Es muy común en los círculos religiosos usar términos bíblicos como insultos. «Eres un fariseo», se escucha decir a menudo para señalar la hipocresía ajena. Nos resulta extremadamente fácil detectar la levadura en la iglesia, en el vecino o en ciertas denominaciones, pero somos aterradoramente ciegos cuando se trata de examinar nuestro propio corazón.

El apóstol Pablo nos insta claramente: «Examínense a sí mismos». No dice «examinen al vecino». El problema de tener levadura espiritual (pecado o falsa doctrina oculta) es que nos roba el gozo de la salvación.
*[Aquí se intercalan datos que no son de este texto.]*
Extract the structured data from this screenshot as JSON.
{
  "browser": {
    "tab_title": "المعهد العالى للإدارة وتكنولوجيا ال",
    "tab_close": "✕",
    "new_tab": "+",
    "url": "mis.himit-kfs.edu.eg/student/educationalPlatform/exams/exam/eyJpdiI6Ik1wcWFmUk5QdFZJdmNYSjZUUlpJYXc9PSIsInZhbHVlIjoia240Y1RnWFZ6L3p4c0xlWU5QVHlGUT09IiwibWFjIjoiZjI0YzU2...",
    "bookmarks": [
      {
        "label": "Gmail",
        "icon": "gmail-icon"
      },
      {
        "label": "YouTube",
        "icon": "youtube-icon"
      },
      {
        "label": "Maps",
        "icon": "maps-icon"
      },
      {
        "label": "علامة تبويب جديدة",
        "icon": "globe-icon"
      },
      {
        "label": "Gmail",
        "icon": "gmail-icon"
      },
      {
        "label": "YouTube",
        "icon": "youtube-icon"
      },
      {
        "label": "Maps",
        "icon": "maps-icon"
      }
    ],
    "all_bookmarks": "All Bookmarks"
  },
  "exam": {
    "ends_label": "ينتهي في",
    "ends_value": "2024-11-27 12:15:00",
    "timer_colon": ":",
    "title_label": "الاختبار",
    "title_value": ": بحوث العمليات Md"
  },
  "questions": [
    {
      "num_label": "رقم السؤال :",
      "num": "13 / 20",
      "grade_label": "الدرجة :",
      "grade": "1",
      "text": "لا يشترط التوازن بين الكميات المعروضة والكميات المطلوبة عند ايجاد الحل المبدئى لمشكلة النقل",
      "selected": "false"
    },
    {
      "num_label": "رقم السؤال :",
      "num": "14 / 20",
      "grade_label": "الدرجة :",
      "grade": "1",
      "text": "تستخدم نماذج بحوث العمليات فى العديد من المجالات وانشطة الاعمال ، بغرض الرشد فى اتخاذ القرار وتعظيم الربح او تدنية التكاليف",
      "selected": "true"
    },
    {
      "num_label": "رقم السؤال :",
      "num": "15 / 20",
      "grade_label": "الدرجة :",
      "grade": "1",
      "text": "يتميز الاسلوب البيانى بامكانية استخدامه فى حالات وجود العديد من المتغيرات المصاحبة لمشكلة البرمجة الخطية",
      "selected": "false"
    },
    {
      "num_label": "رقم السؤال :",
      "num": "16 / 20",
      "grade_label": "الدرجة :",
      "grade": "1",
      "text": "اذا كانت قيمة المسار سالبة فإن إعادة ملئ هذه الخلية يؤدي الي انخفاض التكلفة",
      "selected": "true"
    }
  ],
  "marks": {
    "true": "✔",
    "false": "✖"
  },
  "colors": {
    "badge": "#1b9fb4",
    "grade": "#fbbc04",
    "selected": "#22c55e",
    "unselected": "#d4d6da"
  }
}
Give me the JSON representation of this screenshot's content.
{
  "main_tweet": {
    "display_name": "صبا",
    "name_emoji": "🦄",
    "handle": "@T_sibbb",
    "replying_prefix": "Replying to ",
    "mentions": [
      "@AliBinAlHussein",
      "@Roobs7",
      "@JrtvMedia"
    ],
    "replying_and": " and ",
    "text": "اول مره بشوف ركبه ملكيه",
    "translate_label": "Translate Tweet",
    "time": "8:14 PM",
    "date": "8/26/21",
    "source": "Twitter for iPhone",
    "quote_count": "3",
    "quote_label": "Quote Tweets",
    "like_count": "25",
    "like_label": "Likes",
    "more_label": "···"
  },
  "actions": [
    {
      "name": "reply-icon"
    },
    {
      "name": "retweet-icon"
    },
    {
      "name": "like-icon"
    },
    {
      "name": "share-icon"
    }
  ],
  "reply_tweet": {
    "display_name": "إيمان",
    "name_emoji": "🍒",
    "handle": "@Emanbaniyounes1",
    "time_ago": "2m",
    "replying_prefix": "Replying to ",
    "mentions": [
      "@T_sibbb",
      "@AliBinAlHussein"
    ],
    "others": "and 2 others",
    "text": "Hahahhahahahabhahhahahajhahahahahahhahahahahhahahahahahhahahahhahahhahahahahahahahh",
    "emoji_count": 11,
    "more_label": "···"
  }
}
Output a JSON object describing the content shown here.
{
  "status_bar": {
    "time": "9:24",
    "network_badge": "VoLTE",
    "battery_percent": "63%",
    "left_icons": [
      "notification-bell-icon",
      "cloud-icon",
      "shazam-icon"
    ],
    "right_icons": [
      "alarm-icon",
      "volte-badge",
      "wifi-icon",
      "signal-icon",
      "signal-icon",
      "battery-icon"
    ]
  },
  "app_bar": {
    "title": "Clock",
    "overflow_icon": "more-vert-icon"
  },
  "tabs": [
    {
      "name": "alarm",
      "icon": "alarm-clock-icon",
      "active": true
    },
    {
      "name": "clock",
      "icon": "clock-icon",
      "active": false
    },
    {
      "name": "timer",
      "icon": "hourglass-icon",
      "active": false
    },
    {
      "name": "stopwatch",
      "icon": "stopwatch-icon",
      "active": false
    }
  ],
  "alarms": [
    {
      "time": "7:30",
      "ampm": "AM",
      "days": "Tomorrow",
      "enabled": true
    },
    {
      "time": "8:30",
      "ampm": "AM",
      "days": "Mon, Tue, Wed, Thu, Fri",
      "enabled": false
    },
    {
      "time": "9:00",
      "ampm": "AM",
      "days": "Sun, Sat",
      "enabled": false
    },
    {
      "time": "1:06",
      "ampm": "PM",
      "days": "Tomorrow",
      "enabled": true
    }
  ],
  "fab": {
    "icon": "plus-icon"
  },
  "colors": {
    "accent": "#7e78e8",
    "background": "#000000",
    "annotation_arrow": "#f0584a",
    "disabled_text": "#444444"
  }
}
Cuando el Rey David pecó, perdió la fiesta de la celebración espiritual, y clamó para que Dios le devolviera el gozo.

¿Cómo podemos examinarnos correctamente? Al igual que un médico utiliza un cuadro de síntomas para diagnosticar una enfermedad oculta, nosotros debemos usar las Escrituras como nuestra guía de síntomas. El médico escucha que te duele la cabeza, tienes fiebre y malestar, y por medio de esos síntomas distingue qué enfermedad tienes de entre diez opciones posibles. De la misma forma, debemos estudiar a profundidad cómo luce la «levadura farisea» o «saducea» en la Biblia. ¿Es mi síntoma creer que estoy bien porque asisto religiosamente cada domingo y sirvo en todo (síntoma de saduceo), mientras mi vida personal está vacía?

Necesitamos la humildad para acudir a la hoja de respuestas que es la Biblia, comparar nuestros síntomas, y tener la valentía de diagnosticar la levadura en nuestra propia vida para poder eliminarla.